'Big Mo' Will Mow Down 'Frontrunner'

A week before the Iowa caucuses, Rudy Giuliani was still atop the Republican presidential field in the Real Clear Politics (RCP) average of national polls. “Big Mo,” however, is about to mow him down.

I learned about momentum as Pat Buchanan’s 1996 campaign manager. Buchanan won early contests in Alaska and Louisiana that year, placed second in Iowa and won New Hampshire. In the process, he dashed the hopes of Sen. Phil Gramm of Texas, whose initial strategy held similarities to Giuliani’s now.

Heading into summer 1995, Buchanan’s imminent victories seemed improbable. Dole held a commanding lead in Iowa, where Gramm ran a distant second. A Des Moines Register poll in May gave Dole 58 percent, Gramm 11 percent and Buchanan 6 percent.

Dole held a similar lead in New Hampshire, where Buchanan ran a distant second.
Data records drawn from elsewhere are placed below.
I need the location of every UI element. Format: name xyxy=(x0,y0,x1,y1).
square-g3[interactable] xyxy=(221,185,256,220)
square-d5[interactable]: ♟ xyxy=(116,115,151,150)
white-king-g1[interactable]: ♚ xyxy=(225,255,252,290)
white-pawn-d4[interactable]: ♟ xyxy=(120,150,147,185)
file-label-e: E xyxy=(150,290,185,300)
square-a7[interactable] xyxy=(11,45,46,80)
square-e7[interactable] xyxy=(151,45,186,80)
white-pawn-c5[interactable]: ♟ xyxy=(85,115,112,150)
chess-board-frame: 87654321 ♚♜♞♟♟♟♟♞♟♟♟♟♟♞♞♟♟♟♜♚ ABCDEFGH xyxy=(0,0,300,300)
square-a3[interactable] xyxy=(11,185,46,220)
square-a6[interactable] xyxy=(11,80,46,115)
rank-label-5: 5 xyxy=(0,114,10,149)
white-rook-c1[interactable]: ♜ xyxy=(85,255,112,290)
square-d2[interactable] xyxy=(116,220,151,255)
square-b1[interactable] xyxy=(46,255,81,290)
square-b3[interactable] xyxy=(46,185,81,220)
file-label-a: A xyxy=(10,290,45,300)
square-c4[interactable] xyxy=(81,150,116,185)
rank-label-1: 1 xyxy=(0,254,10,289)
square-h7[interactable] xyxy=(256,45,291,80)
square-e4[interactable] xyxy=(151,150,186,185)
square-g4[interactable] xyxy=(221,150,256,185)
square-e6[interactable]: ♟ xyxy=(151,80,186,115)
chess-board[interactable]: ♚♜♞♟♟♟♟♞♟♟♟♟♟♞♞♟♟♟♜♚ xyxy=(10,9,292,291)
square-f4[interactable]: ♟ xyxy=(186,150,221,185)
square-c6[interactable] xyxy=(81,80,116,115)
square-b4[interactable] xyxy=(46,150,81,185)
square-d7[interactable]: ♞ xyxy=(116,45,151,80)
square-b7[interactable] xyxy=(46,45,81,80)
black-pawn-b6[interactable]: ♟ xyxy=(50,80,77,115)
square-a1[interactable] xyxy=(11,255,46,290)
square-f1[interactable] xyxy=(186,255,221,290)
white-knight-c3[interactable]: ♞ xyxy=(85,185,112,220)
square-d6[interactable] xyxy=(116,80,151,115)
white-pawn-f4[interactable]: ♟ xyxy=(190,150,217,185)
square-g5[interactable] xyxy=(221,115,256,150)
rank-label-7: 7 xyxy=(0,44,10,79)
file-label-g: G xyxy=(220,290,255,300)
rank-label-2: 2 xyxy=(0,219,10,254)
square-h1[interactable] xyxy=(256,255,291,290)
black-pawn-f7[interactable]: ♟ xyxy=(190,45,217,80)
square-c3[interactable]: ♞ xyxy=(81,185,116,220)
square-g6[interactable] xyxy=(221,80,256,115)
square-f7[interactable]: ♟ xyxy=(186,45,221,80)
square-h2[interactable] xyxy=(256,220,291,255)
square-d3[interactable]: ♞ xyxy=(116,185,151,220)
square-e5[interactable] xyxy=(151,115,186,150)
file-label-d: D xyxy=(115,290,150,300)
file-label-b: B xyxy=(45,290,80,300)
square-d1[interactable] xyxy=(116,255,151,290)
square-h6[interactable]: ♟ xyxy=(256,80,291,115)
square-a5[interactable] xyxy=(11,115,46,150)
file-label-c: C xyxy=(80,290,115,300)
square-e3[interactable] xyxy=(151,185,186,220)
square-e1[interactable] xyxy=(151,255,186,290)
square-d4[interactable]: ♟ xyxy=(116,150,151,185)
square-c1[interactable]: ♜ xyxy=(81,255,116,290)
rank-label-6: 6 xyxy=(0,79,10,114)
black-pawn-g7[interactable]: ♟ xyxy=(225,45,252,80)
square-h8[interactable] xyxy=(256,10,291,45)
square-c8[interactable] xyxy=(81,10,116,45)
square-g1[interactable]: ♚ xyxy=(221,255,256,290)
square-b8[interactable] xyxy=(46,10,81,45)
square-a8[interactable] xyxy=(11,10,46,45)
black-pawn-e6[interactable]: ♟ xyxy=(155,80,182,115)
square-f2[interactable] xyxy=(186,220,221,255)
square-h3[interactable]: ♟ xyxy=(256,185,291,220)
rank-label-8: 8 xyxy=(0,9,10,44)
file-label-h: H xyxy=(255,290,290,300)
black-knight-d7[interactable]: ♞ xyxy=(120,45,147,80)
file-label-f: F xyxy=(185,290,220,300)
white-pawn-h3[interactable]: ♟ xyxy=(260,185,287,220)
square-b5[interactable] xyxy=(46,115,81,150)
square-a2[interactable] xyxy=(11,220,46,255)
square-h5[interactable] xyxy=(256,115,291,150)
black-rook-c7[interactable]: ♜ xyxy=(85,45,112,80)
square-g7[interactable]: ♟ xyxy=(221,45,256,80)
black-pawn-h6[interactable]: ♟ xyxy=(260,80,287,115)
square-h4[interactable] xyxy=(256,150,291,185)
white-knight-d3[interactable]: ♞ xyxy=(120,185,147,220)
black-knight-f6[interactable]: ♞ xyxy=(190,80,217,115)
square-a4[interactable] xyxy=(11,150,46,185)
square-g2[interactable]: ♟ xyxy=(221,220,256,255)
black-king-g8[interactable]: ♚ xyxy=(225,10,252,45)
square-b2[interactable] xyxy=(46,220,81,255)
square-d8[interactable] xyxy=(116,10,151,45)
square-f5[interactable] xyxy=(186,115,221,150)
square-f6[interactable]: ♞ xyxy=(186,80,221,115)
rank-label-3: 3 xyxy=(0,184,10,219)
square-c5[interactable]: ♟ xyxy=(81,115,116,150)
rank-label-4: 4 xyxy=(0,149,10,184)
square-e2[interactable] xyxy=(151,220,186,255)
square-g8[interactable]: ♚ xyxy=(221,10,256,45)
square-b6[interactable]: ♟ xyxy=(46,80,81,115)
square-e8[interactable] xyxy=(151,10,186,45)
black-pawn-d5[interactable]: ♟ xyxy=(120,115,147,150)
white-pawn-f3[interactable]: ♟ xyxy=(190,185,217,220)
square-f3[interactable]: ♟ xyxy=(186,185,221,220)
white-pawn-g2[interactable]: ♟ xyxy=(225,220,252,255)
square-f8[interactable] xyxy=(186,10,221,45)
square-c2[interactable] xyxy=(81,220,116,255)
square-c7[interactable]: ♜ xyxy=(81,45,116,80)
A New Hampshire poll in May gave Dole 44 percent, Buchanan 13 percent and Gramm 7 percent.

Buchanan’s problem was twofold: He could not allow Gramm to defeat him in the race to become the conservative alternative to Dole, and he had to beat Dole somewhere early if he was going to eventually beat Dole for the nomination. In practice, that meant Buchanan had to beat expectations (and, hopefully, Gramm, too) in Iowa to gather the momentum to overcome Dole’s lead in New Hampshire, where Buchanan had scored a surprising 37 percent against the sitting President George H.W. Bush in 1992, and thus had his own expectations to meet.

Gramm’s campaign believed that if Gramm could survive New Hampshire, he could use his huge treasure chest and presumed advantage in the South and West to defeat Dole.
Gramm’s campaign manager, Charlie Black, explained this to the Hotline that fall.
“Traditionally, Iowa and New Hampshire act as the filter, so coming out of New Hampshire it’s down to no more than three competitive candidates, maybe no more than two,” said Black. “We want to make that cut, because then we go into the part of the calendar that is very Gramm-friendly.”

At first, it looked like there was only one obvious momentum-changer between spring 1995 and the 1996 Iowa caucuses: the August Iowa Republican Party straw poll in Ames.
To do well there, as in the caucuses, a candidate had to identify supporters and get them to an event to vote.

It turned into a triumph for Gramm. He and Dole exactly tied. Buchanan finished third, the minimum he needed to survive.

But then Gramm made two mistakes. He competed in a straw poll at Alaska’s caucuses (which would not bind any delegates) and in caucuses (promoted by his local supporters) in Louisiana (which would bind delegates). Both caucuses were scheduled before Iowa’s. Gramm’s campaign evidently calculated it could use victories in Alaska and Louisiana (where Dole would not participate) to gain the momentum to actually beat Dole in Iowa, and perhaps deliver a death blow to the frontrunner’s campaign.

In fact, the two pre-Iowa events gave Buchanan a chance to deliver a death blow to Gramm’s campaign.

Buchanan won Alaska. Steve Forbes, who had entered the race in September (after the Ames straw poll) and had enjoyed a Fred Thompson-like surge, placed second. Gramm took fifth.

 “I clearly need to win in Louisiana,” Gramm conceded to the Wall Street Journal. But Buchanan had the “Big Mo” — as well as the right message for the state — and beat Gramm again.

 “I have said from the beginning, if you don’t get first, second or third in Iowa that you’re not going to win the Republican nomination,” Gramm told the Des Moines Register.
Gramm took fifth. Two days later he dropped out — before the Southern and Western primaries he thought would give him the nomination.

Buoyed by his Alaska and Louisiana victories, Buchanan fell just 2,866 votes short of beating Dole in Iowa. That gave him enough momentum to edge out Dole a week later in New Hampshire, but not enough to propel him through the states that followed.

This year, former Massachusetts Gov. Mitt Romney and former Arkansas Gov. Mike Huckabee finished first and second in the Ames straw poll. Romney and Huckabee are now competing for one and two in the Iowa caucuses.

Giuliani now sees Florida’s Jan. 29 primary as his firewall. But before that distant day comes the Jan. 3 Iowa caucuses, where he is running fifth in the RCP average of polls, the Jan. 8 New Hampshire primary, where he is running third, the Jan. 15 Michigan primary, where he is running fourth, and the Jan. 19 South Carolina primary, where he is running fifth.

In Iowa and South Carolina, Huckabee leads. In New Hampshire and Michigan, Romney leads. In New Hampshire, Sen. John McCain, the 2000 Granite State winner, is a close second to Romney and on the rise.

The Republican nominating contest is now a three-way race that does not include the national frontrunner.